I got a beer and sipped it. My friends went off somewhere, gesturing to me to follow. But then a bunch of other people got between us, so I lost them.
It got darker, and people kept coming, and I held tight to my cup, which was sweating and half gone warm and funny tasting. Some people were dancing in the grass, and I saw Mike with some guys drinking out of funnels. The music was an electronic haze, hanging in the trees. People were moving in and out of their own shadows, and I knew I shouldn’t be drunk. I hadn’t even had very much. But I felt like when I was a little kid and sick, when you wake with these fever dreams and everything feels half real, half not. I could feel the pizza like it was clogging my head, in there with the music, and finally, the beer became too hot even to pretend to drink. I dumped it out, got another, and held the cold plastic cup to my forehead until it hurt. Then I thought, Maybe go ahead and drink it.
With the first sip of beer, I felt my stomach lurch. I went off into the bushes and puked, felt a little better, then puked some more and felt a lot better. I started looking for my friends, but everyone looked the same, all black and white, and the heat of the crowd brought the sickness back. I finally went and sat on the steps leading to the upstairs apartments. I figured I’d watch until one of them came by.
I heard a voice behind me.
“You can’t sit here.”
At first I wasn’t sure she was talking to me. I didn’t answer.
“Hey!” A hard tap on my shoulder. “You can’t sit here, asshole. You’re violating the fire code!”
This time I twisted to see where the voice came from. A girl. A tiny girl. In the gray haze from the party, I could make out her short haircut and that she was pretty. Her arms were loaded down with books.
“Did you hear me?” she said.
Finally I said, “Yeah, I heard you. I just…”
“Stupid frat boys, think you can party every night, sit anywhere you want whenever you want, think no one else has the right to study or sleep or anything.”
“I’m not a frat boy,” I said, sort of amazed she’d think I was old enough, this close. “This is my first frat party ever. My friends brought me, and now I lost them, and I was… You live here?”
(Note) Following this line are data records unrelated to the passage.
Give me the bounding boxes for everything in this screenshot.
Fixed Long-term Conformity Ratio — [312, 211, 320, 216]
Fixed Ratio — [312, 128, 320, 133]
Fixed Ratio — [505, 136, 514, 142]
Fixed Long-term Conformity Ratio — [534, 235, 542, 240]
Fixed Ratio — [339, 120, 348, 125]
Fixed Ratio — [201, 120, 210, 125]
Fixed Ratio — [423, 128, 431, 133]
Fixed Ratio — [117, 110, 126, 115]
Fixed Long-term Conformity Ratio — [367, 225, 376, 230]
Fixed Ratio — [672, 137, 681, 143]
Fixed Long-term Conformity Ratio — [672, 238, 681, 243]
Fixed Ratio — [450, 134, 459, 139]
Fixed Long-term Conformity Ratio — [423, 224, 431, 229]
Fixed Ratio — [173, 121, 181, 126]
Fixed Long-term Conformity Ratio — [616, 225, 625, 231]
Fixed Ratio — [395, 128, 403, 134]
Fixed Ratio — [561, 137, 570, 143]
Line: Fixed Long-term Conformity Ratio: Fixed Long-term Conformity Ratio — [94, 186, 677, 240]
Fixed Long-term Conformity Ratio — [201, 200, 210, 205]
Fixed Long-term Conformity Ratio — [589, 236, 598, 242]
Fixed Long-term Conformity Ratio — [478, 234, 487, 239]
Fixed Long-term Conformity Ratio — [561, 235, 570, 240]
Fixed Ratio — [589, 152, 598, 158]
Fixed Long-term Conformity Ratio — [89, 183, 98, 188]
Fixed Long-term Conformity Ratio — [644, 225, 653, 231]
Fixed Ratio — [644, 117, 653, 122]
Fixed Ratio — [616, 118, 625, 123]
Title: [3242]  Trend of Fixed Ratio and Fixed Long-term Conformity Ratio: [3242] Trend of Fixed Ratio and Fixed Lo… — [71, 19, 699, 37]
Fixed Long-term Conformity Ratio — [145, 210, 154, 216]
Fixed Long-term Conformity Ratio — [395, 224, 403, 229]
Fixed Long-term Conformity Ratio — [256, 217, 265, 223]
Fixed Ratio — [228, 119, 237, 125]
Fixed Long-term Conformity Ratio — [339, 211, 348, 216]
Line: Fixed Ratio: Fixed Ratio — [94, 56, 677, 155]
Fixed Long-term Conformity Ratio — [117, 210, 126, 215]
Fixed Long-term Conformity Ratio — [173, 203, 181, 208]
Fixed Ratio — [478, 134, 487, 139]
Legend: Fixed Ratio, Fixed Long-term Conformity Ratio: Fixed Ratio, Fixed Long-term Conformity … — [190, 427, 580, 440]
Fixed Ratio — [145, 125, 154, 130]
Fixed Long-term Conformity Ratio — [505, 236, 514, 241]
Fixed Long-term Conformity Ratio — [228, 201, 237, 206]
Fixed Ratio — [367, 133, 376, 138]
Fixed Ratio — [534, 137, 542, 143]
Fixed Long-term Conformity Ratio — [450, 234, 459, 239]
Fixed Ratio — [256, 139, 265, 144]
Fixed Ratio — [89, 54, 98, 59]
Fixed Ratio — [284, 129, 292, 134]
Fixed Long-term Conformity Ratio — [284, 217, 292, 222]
“Right.” Her voice was a little less hostile. She was a college student, nineteen, maybe twenty.
“I’m Alex.”
“Leigh.” She stared at the step. I was still in the middle of it.
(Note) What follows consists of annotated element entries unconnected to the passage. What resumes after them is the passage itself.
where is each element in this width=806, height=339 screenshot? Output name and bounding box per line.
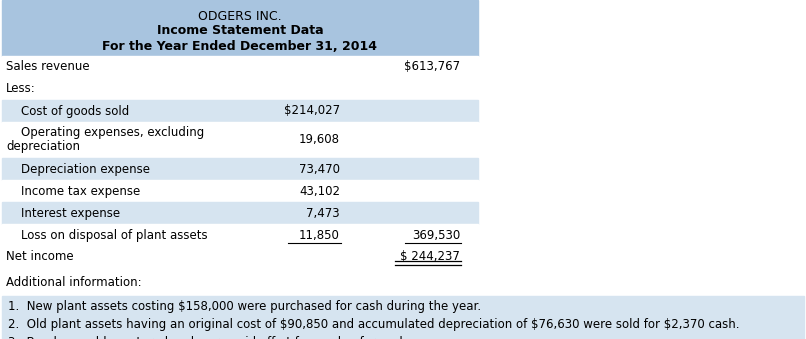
Bar <box>2 296 804 339</box>
Bar <box>2 122 478 158</box>
Text: $613,767: $613,767 <box>404 60 460 74</box>
Text: $ 244,237: $ 244,237 <box>400 251 460 263</box>
Bar <box>2 246 478 268</box>
Text: 7,473: 7,473 <box>306 206 340 219</box>
Bar <box>2 56 478 78</box>
Bar <box>2 158 478 180</box>
Bar <box>2 78 478 100</box>
Text: ODGERS INC.: ODGERS INC. <box>198 10 282 23</box>
Text: Loss on disposal of plant assets: Loss on disposal of plant assets <box>6 228 208 241</box>
Text: 19,608: 19,608 <box>299 134 340 146</box>
Bar <box>2 0 478 56</box>
Text: 73,470: 73,470 <box>299 162 340 176</box>
Text: 1.  New plant assets costing $158,000 were purchased for cash during the year.: 1. New plant assets costing $158,000 wer… <box>8 300 481 313</box>
Text: depreciation: depreciation <box>6 140 80 153</box>
Bar <box>2 224 478 246</box>
Text: Less:: Less: <box>6 82 35 96</box>
Text: Sales revenue: Sales revenue <box>6 60 89 74</box>
Text: Net income: Net income <box>6 251 73 263</box>
Bar <box>2 202 478 224</box>
Text: Income Statement Data: Income Statement Data <box>156 24 323 37</box>
Text: Depreciation expense: Depreciation expense <box>6 162 150 176</box>
Bar <box>2 180 478 202</box>
Text: 2.  Old plant assets having an original cost of $90,850 and accumulated deprecia: 2. Old plant assets having an original c… <box>8 318 739 331</box>
Text: 3.  Bonds payable matured and were paid off at face value for cash.: 3. Bonds payable matured and were paid o… <box>8 336 410 339</box>
Text: Income tax expense: Income tax expense <box>6 184 140 198</box>
Text: 43,102: 43,102 <box>299 184 340 198</box>
Text: For the Year Ended December 31, 2014: For the Year Ended December 31, 2014 <box>102 40 377 53</box>
Bar <box>2 100 478 122</box>
Text: Operating expenses, excluding: Operating expenses, excluding <box>6 126 204 139</box>
Text: Additional information:: Additional information: <box>6 276 142 289</box>
Text: $214,027: $214,027 <box>284 104 340 118</box>
Text: Interest expense: Interest expense <box>6 206 120 219</box>
Text: Cost of goods sold: Cost of goods sold <box>6 104 129 118</box>
Text: 11,850: 11,850 <box>299 228 340 241</box>
Text: 369,530: 369,530 <box>412 228 460 241</box>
“Oh … sorry.” I scooted over an inch so she could pass. “Look, I needed to sit down a minute. I got a little sick, okay? I don’t usually drink much, and I guess…”
She didn’t move past me.
“It must suck, living here, having all this noise all the time.” I considered my stomach. Better. Puking had helped. I didn’t even feel drunk anymore. Or, at least, I didn’t think I would if I could get away from the pounding, pulsating music that seemed to make my bones vibrate. Suddenly I wanted out of there more than anything.